Ольга Петровна вынырнула из ванной с полотенцем на голове и в халате, словно вернулась из санатория. — А где у вас нормальный фен, а? Этот — дует, как кот простуженный. И вообще, я вчера не видела аптечку. Или вы тут вообще не болеете? Или вы жена-финансист, у вас на всё свои таблицы, даже на температуру?
Елена резко обернулась:
— У нас есть аптечка. Просто она не выложена, как на складе. Мы живём, а не лечим прохожих.
— Я просто спросила! — возмущённо вскинула руки Ольга Петровна. — И не кричи, пожалуйста. У тебя тон, как у прокурора.
Алексей поднялся:
— Всё, я на встречу. Постарайтесь не убить друг друга.
— О, а я думала, ты нас мирить собрался, — ядовито произнесла Елена. — Хотя, да, тебе удобнее убежать.
— Лена, не начинай, — пробормотал он, надевая куртку. — У меня реально важная встреча.
Он вышел, хлопнув дверью.
День прошёл в молчаливой вражде. Елена работала из дома, но сосредоточиться было невозможно. В одиннадцать Ольга Петровна включила «Модный приговор» на полную громкость, комментируя вслух каждого участника.
— Вот она — дура. Зачем такие брюки, если у тебя бёдра, как у танка? Эх, Лёша у меня всегда умел отличить хорошую фигуру…

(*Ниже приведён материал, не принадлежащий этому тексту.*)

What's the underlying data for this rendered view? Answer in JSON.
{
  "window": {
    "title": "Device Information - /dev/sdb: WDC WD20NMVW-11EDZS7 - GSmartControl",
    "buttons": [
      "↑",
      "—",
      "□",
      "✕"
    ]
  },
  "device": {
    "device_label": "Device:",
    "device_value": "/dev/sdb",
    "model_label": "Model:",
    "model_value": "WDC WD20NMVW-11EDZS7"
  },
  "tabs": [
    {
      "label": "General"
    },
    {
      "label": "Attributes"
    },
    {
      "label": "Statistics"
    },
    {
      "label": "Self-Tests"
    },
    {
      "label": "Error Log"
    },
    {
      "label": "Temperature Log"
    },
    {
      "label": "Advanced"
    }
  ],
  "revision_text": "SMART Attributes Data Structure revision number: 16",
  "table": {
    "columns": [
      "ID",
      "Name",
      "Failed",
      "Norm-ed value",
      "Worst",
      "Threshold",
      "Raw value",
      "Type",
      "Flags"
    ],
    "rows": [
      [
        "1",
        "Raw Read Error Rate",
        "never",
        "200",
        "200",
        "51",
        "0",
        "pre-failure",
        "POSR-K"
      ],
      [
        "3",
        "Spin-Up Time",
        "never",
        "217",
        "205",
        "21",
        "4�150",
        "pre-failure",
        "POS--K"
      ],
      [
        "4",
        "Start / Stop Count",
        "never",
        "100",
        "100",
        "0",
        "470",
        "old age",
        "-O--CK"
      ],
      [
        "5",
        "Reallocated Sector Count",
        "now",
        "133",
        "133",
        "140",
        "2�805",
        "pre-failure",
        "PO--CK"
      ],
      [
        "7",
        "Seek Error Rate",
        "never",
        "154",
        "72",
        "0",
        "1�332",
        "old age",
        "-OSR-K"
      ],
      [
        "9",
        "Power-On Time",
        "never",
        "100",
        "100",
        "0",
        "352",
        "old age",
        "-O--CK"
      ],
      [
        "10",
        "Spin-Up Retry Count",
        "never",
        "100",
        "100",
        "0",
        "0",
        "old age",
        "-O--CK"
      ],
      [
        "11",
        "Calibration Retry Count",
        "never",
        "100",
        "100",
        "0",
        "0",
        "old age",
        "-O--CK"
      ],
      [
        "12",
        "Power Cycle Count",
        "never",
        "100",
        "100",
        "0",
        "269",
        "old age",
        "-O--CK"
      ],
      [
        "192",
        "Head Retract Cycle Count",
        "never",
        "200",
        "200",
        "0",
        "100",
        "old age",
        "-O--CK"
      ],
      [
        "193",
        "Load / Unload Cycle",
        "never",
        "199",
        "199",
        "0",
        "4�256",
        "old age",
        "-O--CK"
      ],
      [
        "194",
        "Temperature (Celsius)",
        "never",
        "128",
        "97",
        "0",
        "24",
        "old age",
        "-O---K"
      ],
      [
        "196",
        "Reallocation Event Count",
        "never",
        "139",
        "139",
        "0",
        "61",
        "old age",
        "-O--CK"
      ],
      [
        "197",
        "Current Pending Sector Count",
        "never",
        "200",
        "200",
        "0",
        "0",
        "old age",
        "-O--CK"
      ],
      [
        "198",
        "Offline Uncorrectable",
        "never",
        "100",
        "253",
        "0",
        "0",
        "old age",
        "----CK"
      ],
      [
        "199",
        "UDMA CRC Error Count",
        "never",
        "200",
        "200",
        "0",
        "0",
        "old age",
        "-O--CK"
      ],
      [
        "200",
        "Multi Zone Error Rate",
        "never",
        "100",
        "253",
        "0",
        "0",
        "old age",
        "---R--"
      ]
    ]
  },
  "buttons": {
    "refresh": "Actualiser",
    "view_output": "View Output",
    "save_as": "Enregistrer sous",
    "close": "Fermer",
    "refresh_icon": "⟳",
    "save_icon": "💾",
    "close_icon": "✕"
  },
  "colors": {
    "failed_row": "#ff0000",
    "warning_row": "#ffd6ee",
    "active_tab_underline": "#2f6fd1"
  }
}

Задушить. Просто взять и задушить подушкой, — мечтала Елена, продолжая строить таблицы, в которых цифры скакали от злости.
В обед свекровь сварила суп. Без предупреждения. На старой куриной спинке и вермишели, которую Елена в жизни бы не купила.
— Супчик, кстати, полезный. А не как ваши эти… доставки с Вьетнама. Знаешь, откуда они эти креветки таскают? Из канавы.
— Спасибо, — сухо сказала Елена. — Но я не голодна.
— Угу. А потом язвы, гастриты, и что мы скажем Лёше? Что ты велела ему не беспокоиться, потому что сама себя довела?
Вечером Алексей вернулся — как на похороны. Лицо серое, глаза красные.
— Ну как встреча? — спросила Елена без особого интереса.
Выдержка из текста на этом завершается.